The 23-year-old Muslim convert from Oxfordshire, who declared himself an “enemy of Britain” and fled to the Middle East to join IS, has been stripped of his UK citizenship.
His mother, Sally Lane, has pleaded for him to be allowed to return and face trial in the UK so he can be rescued from the conditions in which he is being held, but the British Home Office has dismissed her plea.
Seeing the first images of Letts in his cell since he was taken prisoner two years ago, she told The Mail on Sunday: “It’s heart-rending to see your son like this, and to feel so completely powerless. We have been pressing the Red Cross for months to tell us what the jail is really like, but they always refuse, saying that to release this information would jeopardise their access. I suppose I always hoped Jack was exaggerating, but now it’s clear that he wasn’t – and that it’s worse than my worst nightmares.”
Letts left his comfortable, middle-class life in Britain for the brutal
“caliphate” run by the IS terrorist group in 2014. He denies ever being a fighter. After denouncing IS as “un-Islamic” in social media posts, he managed to escape from the caliphate’s capital, Raqqa, in May 2017. Since then he has been held by the Kurdish YPG militia at the prison in the photos – believed to be in Qamishli. He has not been charged or put on trial.
In occasional letters to his parents sent via the Red Cross, Letts has described how he is being held in a mass cell, with almost no furniture, where it is boiling in summer and freezing in winter, with no access to the outdoors, and little opportunity to wash.
Lane and her husband, organic farmer John Letts, were convicted at the Old Bailey in June of supporting terrorism by sending Jack £223 in 2015, and found not guilty for trying to wire him a further £1 500 to pay a people smuggler to try to get him out. They were given suspended sentences.
In one of his last acts as Home Secretary, Chancellor Sajid Javid revoked Letts’s UK citizenship earlier this year. Letts is still a citizen of Canada, where his father comes from.
Lane, 57, saw her son in the photo last week, after the Kurds allowed TV stations on both sides of the Atlantic to broadcast from the jail. He was shown at the start of a report by the
US network, CBS.
Speaking about the devastating impact, she said: “I was horrified. He had told us there were 35 being held in his cell and prisoners were forced to lie on the floor. He said in his last letter he was never allowed out or to see the sun, and we must assume that must be true as well.”
John, 58, added: “It’s very difficult to see a photo of the son you love, and took care of for 18 years, sleeping half-naked on a concrete floor crammed in a room with so many others, equally emaciated and suffering. Is this really the best way for our democracy to deal with this issue?”

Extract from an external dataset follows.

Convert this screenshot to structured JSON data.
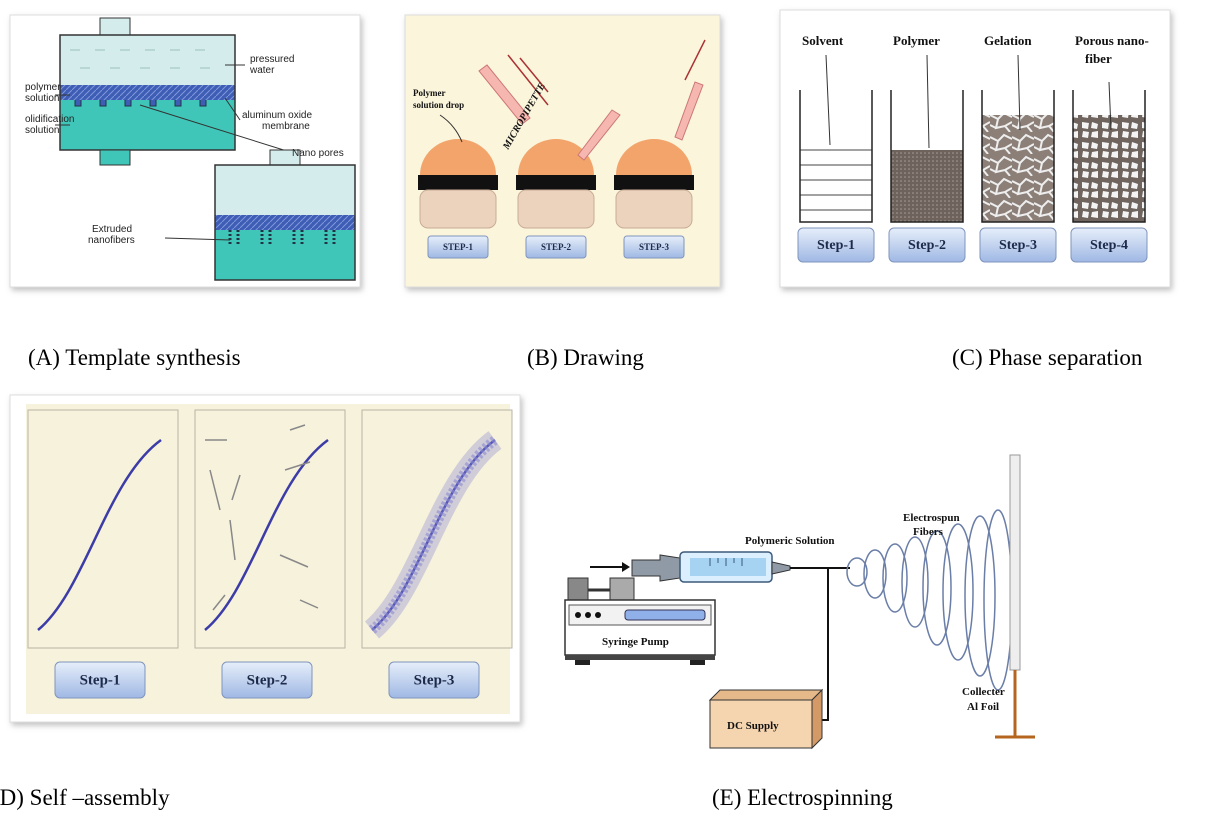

The soldier-turned-Tory MP Crispin Blunt, a former chairperson of the Commons Select Committee on Foreign Affairs, visited the prison last month and was able to meet Jack.
“He was brought to see me in a visitors’ facility, and the conditions he described are confirmed by the photographs. He was wearing prison uniform but he couldn’t speak freely, because the prison governor was sitting next to us.”
Blunt said detaining thousands of IS captives from 54 countries was imposing an “intolerable burden” on the Kurds, who had “done most of the dying in achieving victory over IS”, but who had very limited resources, and it was time to let the prisoners return to their countries of origin.
A Home Office source said: “Jihadi Jack signed up to join people who hate this country, hate our beliefs and hate our way of life. His parents, who have been convicted of funding terrorism by the British courts, are wasting their breath.
“Law-abiding Brits will think he’s got off easy in that squalid prison. The thousands of victims of Jack’s terrorist friends weren’t that lucky.”